Llegamos a una base naval que para mí era en Cayo Hueso. An­tes dos o tres aviones militares volaron por encima del yate, y también un submarino yanqui nos pasó por al lado. A los tres nos llevaron a Opa Locka, más allá de Miami, pero el objetivo era Camacho.

Allí se encontraban 300 o 400 personas. Como yo era conoci­do, al verme empiezan a aplaudir pensando que yo había deserta­do. Entonces quienes nos habían secuestrado les manifiestan que yo era un comunista, un granuja. Querían el mérito por habernos secuestrado.

“Comenzaron a decirnos oprobios. A mi pobre madre me la mentaron. Incluso intentaron agredirme, pero la policía militar del lugar hizo un cerco y me pro­tegió. Esa gente estaba entrenán­dose para operaciones de infiltra­ción en Cuba. Años después dos agentes cubanos que estaban allí infiltrados me pidieron disculpas, porque ellos también fueron de los que me insultaron.
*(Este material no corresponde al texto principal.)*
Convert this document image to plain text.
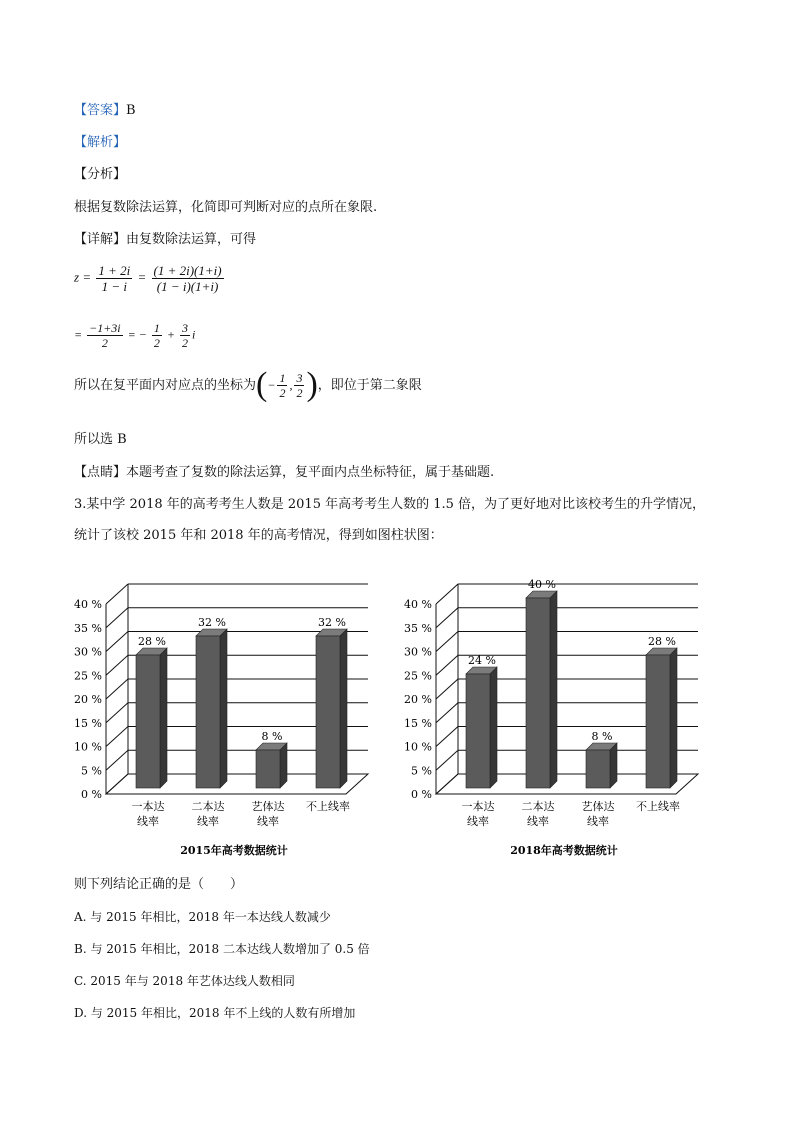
【答案】B
【解析】
【分析】
根据复数除法运算，化简即可判断对应的点所在象限.
【详解】由复数除法运算，可得
$z = \frac{1 + 2i}{1 - i} = \frac{(1 + 2i)(1+i)}{(1 - i)(1+i)}$
= $\frac{-1+3i}{2}$ = − $\frac{1}{2} + \frac{3}{2}$ i
所以在复平面内对应点的坐标为 ( − $\frac{1}{2}$ , $\frac{3}{2}$ ) ，即位于第二象限
所以选 B
【点睛】本题考查了复数的除法运算，复平面内点坐标特征，属于基础题.
3.某中学 2018 年的高考考生人数是 2015 年高考考生人数的 1.5 倍，为了更好地对比该校考生的升学情况，
统计了该校 2015 年和 2018 年的高考情况，得到如图柱状图：
0 %
5 %
10 %
15 %
20 %
25 %
30 %
35 %
40 %
28 %
一本达
线率
32 %
二本达
线率
8 %
艺体达
线率
32 %
不上线率
2015年高考数据统计
0 %
5 %
10 %
15 %
20 %
25 %
30 %
35 %
40 %
24 %
一本达
线率
40 %
二本达
线率
8 %
艺体达
线率
28 %
不上线率
2018年高考数据统计
则下列结论正确的是（　　）
A. 与 2015 年相比，2018 年一本达线人数减少
B. 与 2015 年相比，2018 二本达线人数增加了 0.5 倍
C. 2015 年与 2018 年艺体达线人数相同
D. 与 2015 年相比，2018 年不上线的人数有所增加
“Me aíslan en una casa y me brindan atención. Me interroga­ron 10 veces, siempre con un inte­rrogador diferente. Hablaban muy bien el español, con acento latino. Me decían que Estados Unidos me apoyaba, que yo tenía razón en haber desertado.

“Les expresaba que yo era un prisionero, que había sido llevado allí por la fuerza y mi deseo era que me habilitaran el barco para regresar. Otro interrogador me refirió que conocían los méritos que yo tenía acumulados en la guerra en Cuba, que el Gobierno de Estados Unidos y el Departa­mento de Estado habían decidido brindarme toda la protección que merecía y declararme como un héroe norteamericano, un vetera­no de la guerra de Corea. Que en Cuba se consideraba que yo era un desertor, no un secuestrado.

“Que su propósito era proteger­me y debía aceptar la protección que me brindaba el pueblo norteameri­cano. Dije que no necesitaba ningu­na protección. Si en Cuba se consi­deraba que yo era un traidor, ese era un problema mío, no de ellos.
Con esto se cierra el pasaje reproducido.